Jones is fighting Hanshaw tomorrow, but in his mind, he’s competing with a couple of little guys he’ll never get in the ring with – Floyd Mayweather Jr. and Manny Pacquaio, the two fighters he sees as the best in the world, pound for pound, at the moment.
Like a lot of fans, he loves to watch Pacquiao fight, but being a boxer by nature he appreciates more of what Mayweather does in the ring.
“Manny is a real good fighter, but he’s more busy than skillful,” he said. “He’s the type of fighter that overwhelms other fighters with his heart and his conditioning, but even though he beat Marco Antonio Barrera, I don’t think he’s better than Barrera. I’d still say Barrera’s better, pound for pound, than Manny. To me Manny’s the busiest fighter in the world, but he’s not a thinking fighter and he’s not one to show boxing technique, and that’s not what being pound-for-pound is about.

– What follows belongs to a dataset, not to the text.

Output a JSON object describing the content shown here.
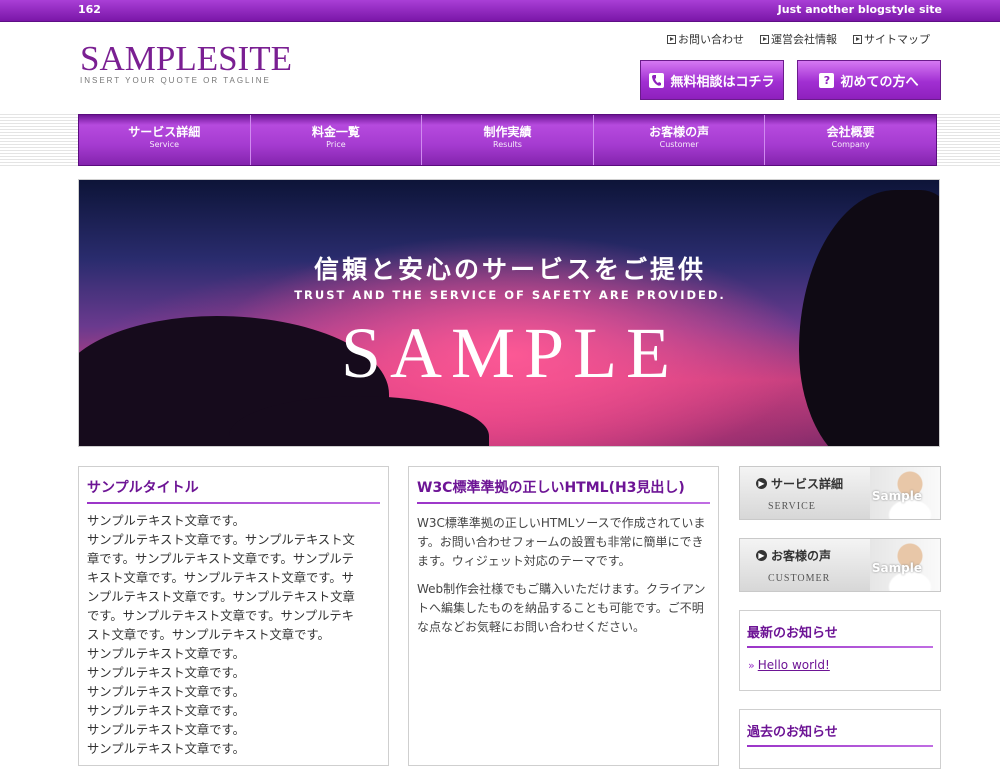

“Pound-for-pound is not a popularity contest. It’s about being able to do it all in the ring – offensively AND defensively – at the highest level, and right now Floyd is the best at executing ring generalship.”
When asked if he would consider the winner of next Saturday’s showdown between Bernard Hopkins and Winky Wright (two fighters that are in the top five or at least top 10 of most boxing writers’ pound-for-pound lists) to be no. 1, Jones was dismissive.
“Absolutely not,” he said. “First of all, there shouldn’t be any pound-for-pound lists. There’s no. 1 and then there’s everybody else. Second, you’ve never seen any one-punch knockouts with Hopkins and Wright. They never really knocked anybody out who was world class. When I said you got to be able to do it all, I meant DO IT ALL! And that includes punch.”
That is something the prime Roy Jones had that the current version of Floyd Mayweather lacks.
“Watch for it when I fight Hanshaw,” he said. “I’m getting back on top. I’m getting my skills together. You won’t see everything that I used to do, but you’ll see a little bit of it. Fans who tune in will see phase one for the return of Roy Jones.”
And if he’s successful tomorrow night?
“Then it’s on to phase two,” he said, “which is more skills and more of what fans used to see from me but against a higher profile opponent. Boxing needs a big fight right now. Maybe me and Felix Trinidad could be the one. But I’m not calling him out. I’m just saying that whoever’s next will be well known and will get fans excited.
“Listen, this goes out to any of the top fighters in the world from 168 pounds to heavyweight, if you think you great and you wanna make a date, let’s get it on.”